Medical malpractice in children

Donald Caminiti
Donald Caminiti
Contributor
Posted by Donald CaminitiSeptember 22, 2008 9:12 AM
Tags: None

Medical errors pose a greater threat to children than to adults for a number of reasons, according to a report in the New York Times. They are physically small, and their kidneys, liver and immune system are still developing. Even a tiny increase in the dose of medication can have serious effects — especially in babies born prematurely. And if children take a turn for the worse, they can deteriorate more rapidly than adults.
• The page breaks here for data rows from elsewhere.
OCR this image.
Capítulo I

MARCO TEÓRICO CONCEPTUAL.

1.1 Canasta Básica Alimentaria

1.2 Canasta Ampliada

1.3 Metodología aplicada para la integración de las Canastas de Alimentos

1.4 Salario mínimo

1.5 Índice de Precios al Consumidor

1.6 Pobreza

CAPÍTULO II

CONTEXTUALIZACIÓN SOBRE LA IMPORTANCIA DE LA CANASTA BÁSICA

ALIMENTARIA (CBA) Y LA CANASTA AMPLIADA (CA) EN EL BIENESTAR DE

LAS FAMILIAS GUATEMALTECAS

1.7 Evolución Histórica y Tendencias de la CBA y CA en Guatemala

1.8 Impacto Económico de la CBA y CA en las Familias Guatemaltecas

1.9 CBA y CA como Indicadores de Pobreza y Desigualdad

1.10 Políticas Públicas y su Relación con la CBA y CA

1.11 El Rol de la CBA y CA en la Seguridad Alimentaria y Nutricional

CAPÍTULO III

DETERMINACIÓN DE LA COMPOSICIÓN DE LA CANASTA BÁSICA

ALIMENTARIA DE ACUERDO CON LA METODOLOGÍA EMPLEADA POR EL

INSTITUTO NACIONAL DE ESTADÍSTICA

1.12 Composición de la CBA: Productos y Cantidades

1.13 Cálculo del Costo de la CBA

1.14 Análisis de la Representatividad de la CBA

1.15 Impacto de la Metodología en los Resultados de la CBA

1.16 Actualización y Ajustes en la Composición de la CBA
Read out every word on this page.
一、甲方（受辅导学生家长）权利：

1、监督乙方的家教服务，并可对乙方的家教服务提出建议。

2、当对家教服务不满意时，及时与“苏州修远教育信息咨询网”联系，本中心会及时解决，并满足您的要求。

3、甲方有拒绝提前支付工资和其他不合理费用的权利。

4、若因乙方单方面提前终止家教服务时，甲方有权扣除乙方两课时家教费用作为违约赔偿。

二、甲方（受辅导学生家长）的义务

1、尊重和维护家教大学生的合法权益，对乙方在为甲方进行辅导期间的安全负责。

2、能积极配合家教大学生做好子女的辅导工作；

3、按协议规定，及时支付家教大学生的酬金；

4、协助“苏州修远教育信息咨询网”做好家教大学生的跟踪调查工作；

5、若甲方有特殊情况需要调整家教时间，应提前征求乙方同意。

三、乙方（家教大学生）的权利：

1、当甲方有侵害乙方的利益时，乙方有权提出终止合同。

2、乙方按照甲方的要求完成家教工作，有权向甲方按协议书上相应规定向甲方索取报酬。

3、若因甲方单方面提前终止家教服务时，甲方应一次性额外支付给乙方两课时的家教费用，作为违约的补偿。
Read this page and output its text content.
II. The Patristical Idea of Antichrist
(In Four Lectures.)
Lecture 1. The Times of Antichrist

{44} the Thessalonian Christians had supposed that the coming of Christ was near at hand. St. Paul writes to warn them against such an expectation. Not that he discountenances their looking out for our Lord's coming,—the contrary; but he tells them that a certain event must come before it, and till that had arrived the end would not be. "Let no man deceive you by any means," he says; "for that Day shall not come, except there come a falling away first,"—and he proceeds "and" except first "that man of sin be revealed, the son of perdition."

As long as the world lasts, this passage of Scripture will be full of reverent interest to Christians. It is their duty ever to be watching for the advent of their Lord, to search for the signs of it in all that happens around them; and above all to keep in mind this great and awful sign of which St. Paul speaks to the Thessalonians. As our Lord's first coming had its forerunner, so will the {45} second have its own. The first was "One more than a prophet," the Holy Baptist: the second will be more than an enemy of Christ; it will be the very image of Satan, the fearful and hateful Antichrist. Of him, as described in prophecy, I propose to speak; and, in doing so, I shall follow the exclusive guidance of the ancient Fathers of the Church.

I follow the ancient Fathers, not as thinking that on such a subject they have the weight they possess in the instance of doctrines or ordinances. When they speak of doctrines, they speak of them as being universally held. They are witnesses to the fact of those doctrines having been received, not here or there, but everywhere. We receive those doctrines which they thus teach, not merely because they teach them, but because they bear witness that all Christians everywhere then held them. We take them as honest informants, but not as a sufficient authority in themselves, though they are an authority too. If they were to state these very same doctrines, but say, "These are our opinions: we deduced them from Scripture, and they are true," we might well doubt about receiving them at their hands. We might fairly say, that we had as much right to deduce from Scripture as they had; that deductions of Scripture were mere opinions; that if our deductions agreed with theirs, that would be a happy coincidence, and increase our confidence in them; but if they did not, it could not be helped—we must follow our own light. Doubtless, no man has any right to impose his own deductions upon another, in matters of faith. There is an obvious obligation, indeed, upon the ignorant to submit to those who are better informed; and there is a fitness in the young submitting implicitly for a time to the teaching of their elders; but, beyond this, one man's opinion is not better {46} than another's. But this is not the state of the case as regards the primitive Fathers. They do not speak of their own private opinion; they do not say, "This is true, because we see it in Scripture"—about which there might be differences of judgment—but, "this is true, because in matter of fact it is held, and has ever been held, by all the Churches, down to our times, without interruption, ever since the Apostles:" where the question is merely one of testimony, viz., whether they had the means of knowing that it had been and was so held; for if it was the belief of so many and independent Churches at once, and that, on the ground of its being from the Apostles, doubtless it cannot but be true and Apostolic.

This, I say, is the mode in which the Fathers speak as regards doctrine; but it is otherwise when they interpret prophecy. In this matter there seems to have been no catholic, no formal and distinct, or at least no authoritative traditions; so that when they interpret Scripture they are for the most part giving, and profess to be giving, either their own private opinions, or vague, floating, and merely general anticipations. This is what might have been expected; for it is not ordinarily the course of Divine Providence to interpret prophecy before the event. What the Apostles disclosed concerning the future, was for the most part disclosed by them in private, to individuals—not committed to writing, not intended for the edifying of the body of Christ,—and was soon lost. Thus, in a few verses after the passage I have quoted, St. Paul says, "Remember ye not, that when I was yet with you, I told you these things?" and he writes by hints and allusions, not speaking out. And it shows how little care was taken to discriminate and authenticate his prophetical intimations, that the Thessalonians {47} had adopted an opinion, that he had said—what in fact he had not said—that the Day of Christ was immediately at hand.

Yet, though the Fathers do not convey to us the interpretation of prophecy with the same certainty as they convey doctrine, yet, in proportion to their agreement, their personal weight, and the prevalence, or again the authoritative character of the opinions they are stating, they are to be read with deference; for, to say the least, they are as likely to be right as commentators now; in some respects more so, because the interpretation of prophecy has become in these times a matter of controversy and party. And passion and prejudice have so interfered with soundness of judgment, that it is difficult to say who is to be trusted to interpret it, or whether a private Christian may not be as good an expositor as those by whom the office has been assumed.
Children also are less able to communicate what they are feeling, making it difficult to diagnose their problem or know when a symptom or complication develops.

Adult medications are prepackaged and have standardized doses, but pediatric medications vary, based on the child’s weight and sometimes height, requiring doctors to make calculations. It is easy to misplace a decimal point, a tenfold error.

Typically, an adult formulation is diluted for children, and sometimes “the amount of medication being diluted is smaller than an air bubble in a syringe,” said Dr. Rainu Kaushal, director of quality and patient safety at the Komansky Center for Children’s Health at NewYork-Presbyterian Hospital/Weill Cornell Medical Center.

“The Joint Commission reported that about 32 percent of medication errors in children in the operating room involved the wrong dose, compared with 14 percent in adults.